The Data Dive project is not an examination but a group endeavor aimed at emulating the real-life work environment of data scientists. This project is an integral part of the DATA 6300 course, offering students a fun and comprehensive platform to demonstrate their acquired data science skills in an unstructured format. Each participant will be assigned to a group of 3-4 members to collaboratively tackle the project over Zoom. The main tasks include data exploration, cleaning, engineering, and modeling, with the ultimate goal of predicting car sale prices using a dataset provided on D2L.
The primary purpose of this project is to enable students to apply their knowledge in a practical setting, simulating a real-world data science task. The dataset consists of approximately 50 features and 200,000 records related to car sales prices. Beyond predicting prices, the project encourages exploration, hypothesis testing regarding the data features, and innovation in data handling and model creation. It's an opportunity to practice data cleaning, feature engineering, and to develop a deeper understanding of how different variables may influence car sale prices.
Exploration and Hypothesis Generation: Initially, groups are expected to familiarize themselves with the dataset, generating hypotheses about how various features might affect car sale prices. This phase involves critical thinking and creativity in predicting potential relationships within the data.
Data Cleaning and Feature Engineering: This phase focuses on preparing the data for modeling by handling null values, correcting anomalies, and creating new features that could improve model performance. It's about making the dataset more coherent and useful for predictive modeling.
Modeling: Using the cleaned and engineered dataset, groups will construct models to predict car sale prices. This involves selecting appropriate features, handling multicollinearity, and evaluating model performance.
Presentation and Documentation: Finally, each group will present their findings and methodology in a concise presentation. The project culminates with the submission of a well-documented Jupyter notebook that outlines the steps taken, from initial data exploration to final model evaluation.
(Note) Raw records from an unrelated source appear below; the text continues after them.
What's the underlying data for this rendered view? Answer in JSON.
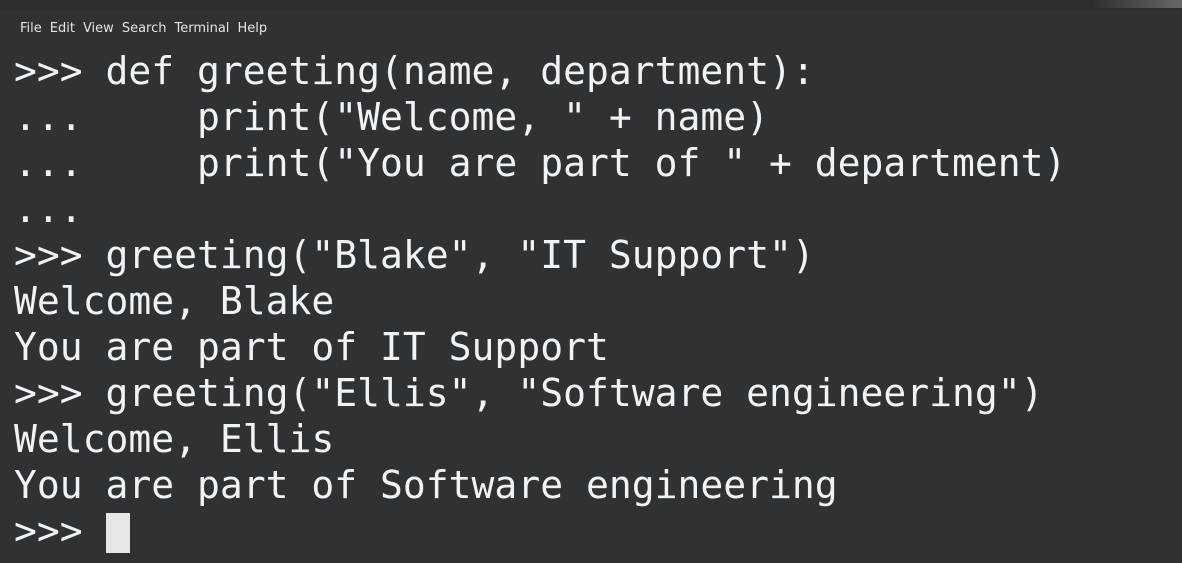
{
  "menu": {
    "items": [
      "File",
      "Edit",
      "View",
      "Search",
      "Terminal",
      "Help"
    ]
  },
  "terminal": {
    "lines": [
      ">>> def greeting(name, department):",
      "...     print(\"Welcome, \" + name)",
      "...     print(\"You are part of \" + department)",
      "...",
      ">>> greeting(\"Blake\", \"IT Support\")",
      "Welcome, Blake",
      "You are part of IT Support",
      ">>> greeting(\"Ellis\", \"Software engineering\")",
      "Welcome, Ellis",
      "You are part of Software engineering"
    ],
    "prompt": ">>> "
  },
  "colors": {
    "background": "#2f3234",
    "text": "#f2f2f2",
    "cursor": "#e6e6e6"
  }
}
As for the results summarized from the Jupyter notebook:
The project began with a robust data cleaning phase, addressing null values and outliers, and proceeded with thoughtful feature engineering, including combining related variables and creating dummy variables for categorical data. Two models were evaluated based on their R-squared values: the first model achieved an R-squared of 0.808, and the final model, after adjustments for multicollinearity and high p-values, achieved an R-squared of 0.788. Despite a slight decrease in the R-squared value, the final model is considered more reliable due to the careful consideration of statistical significance and the reduction of multicollinearity. The findings highlight the challenges of working with an unclean dataset and underscore the importance of a meticulous approach to data preparation and modeling. The project emphasizes the critical role of data cleaning and feature engineering in building effective predictive models. This project is a comprehensive test of the skills learned in the DATA 6300 course, providing students with a valuable opportunity to apply their knowledge in a practical and collaborative environment.